04 outubro 2024

Diário da Bica

 I know my coffee, my mother’s coffee, and the coffee of my friends. I can tell them from afar and I know the differences among them. No coffee is like another, and my defense of coffee is a plea for difference itself. There’s no flavor we might label “the flavor of coffee” because coffee is not a concept, or even a single substance. And it’s not an absolute. Everyone’s coffee is special, so special that I can tell one’s taste and elegance of spirit by the flavor of the coffee. Coffee with the flavor of coriander means the woman’s kitchen is not organized. Coffee with the flavor of carob juice means the host is stingy. Coffee with the aroma of perfume means the lady is too concerned with appearances. Coffee that feels like moss in the mouth means its maker is an infantile leftist. Coffee that tastes stale from too much turning over in the hot water means its maker is an extreme rightist. And coffee with the overwhelming flavor of cardamom means the lady is newly rich.

No coffee is like another. Every house has its coffee, and every hand too, because no soul is like another. I can tell coffee from far away: it moves in a straight line at first, then zigzags, winds, bends, sighs, and turns on flat, rocky surfaces and slopes; it wraps itself around an oak, then loosens and drops into a wadi, looks back, and melts with longing to go up the mountain. It does go up the mountain as it disperses in the gossamer of a shepherd’s pipe taking it back to its first home.

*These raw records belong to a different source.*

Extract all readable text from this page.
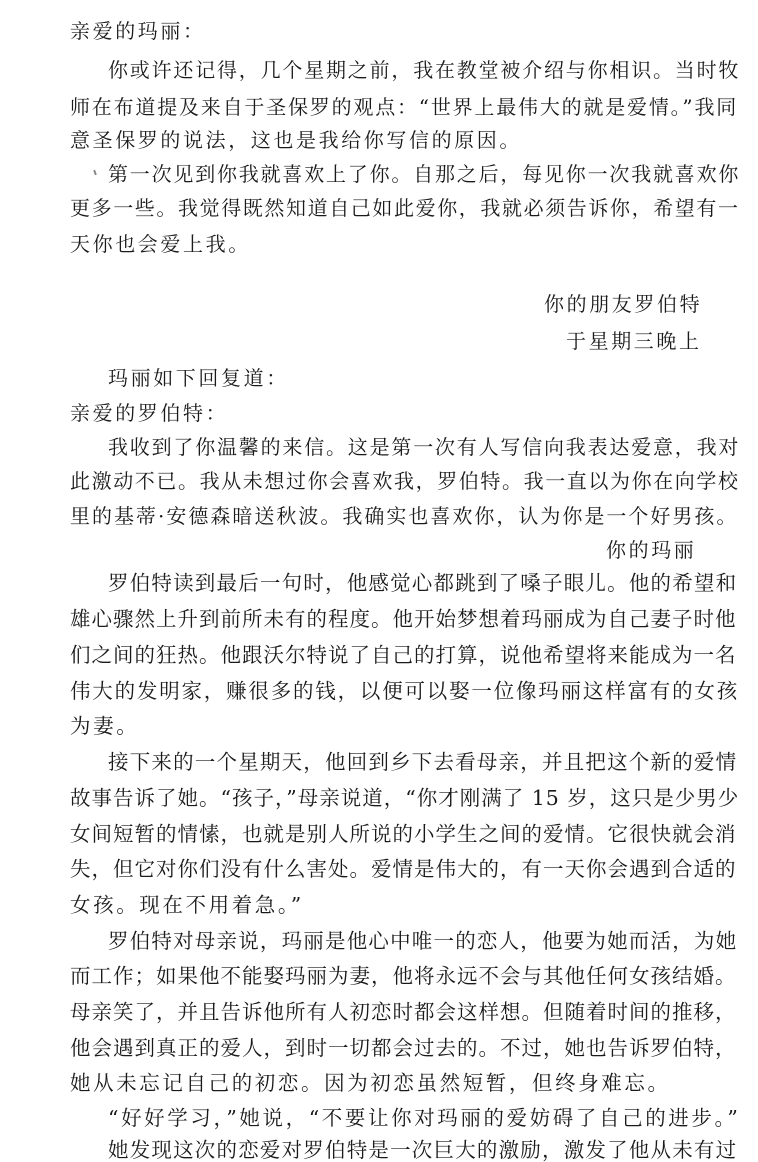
亲爱的玛丽：
你或许还记得，几个星期之前，我在教堂被介绍与你相识。当时牧
师在布道提及来自于圣保罗的观点：“世界上最伟大的就是爱情。”我同
意圣保罗的说法，这也是我给你写信的原因。
第一次见到你我就喜欢上了你。自那之后，每见你一次我就喜欢你
更多一些。我觉得既然知道自己如此爱你，我就必须告诉你，希望有一
天你也会爱上我。
你的朋友罗伯特
于星期三晚上
玛丽如下回复道：
亲爱的罗伯特：
我收到了你温馨的来信。这是第一次有人写信向我表达爱意，我对
此激动不已。我从未想过你会喜欢我，罗伯特。我一直以为你在向学校
里的基蒂·安德森暗送秋波。我确实也喜欢你，认为你是一个好男孩。
你的玛丽
罗伯特读到最后一句时，他感觉心都跳到了嗓子眼儿。他的希望和
雄心骤然上升到前所未有的程度。他开始梦想着玛丽成为自己妻子时他
们之间的狂热。他跟沃尔特说了自己的打算，说他希望将来能成为一名
伟大的发明家，赚很多的钱，以便可以娶一位像玛丽这样富有的女孩
为妻。
接下来的一个星期天，他回到乡下去看母亲，并且把这个新的爱情
故事告诉了她。“孩子，”母亲说道，“你才刚满了 15 岁，这只是少男少
女间短暂的情愫，也就是别人所说的小学生之间的爱情。它很快就会消
失，但它对你们没有什么害处。爱情是伟大的，有一天你会遇到合适的
女孩。现在不用着急。”
罗伯特对母亲说，玛丽是他心中唯一的恋人，他要为她而活，为她
而工作；如果他不能娶玛丽为妻，他将永远不会与其他任何女孩结婚。
母亲笑了，并且告诉他所有人初恋时都会这样想。但随着时间的推移，
他会遇到真正的爱人，到时一切都会过去的。不过，她也告诉罗伯特，
她从未忘记自己的初恋。因为初恋虽然短暂，但终身难忘。
“好好学习，”她说，“不要让你对玛丽的爱妨碍了自己的进步。”
她发现这次的恋爱对罗伯特是一次巨大的激励，激发了他从未有过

The aroma of coffee is a return to and a bringing back of first things because it is the offspring of the primordial. It’s a journey, begun thousands of years ago, that still goes on. Coffee is a place. Coffee is pores that let the inside seep through to the outside. A separation that unites what can’t be united except through its aroma. Coffee is not for weaning. On the contrary, coffee is a breast that nourishes men deeply. A morning born of a bitter taste. The milk of manhood. Coffee is geography.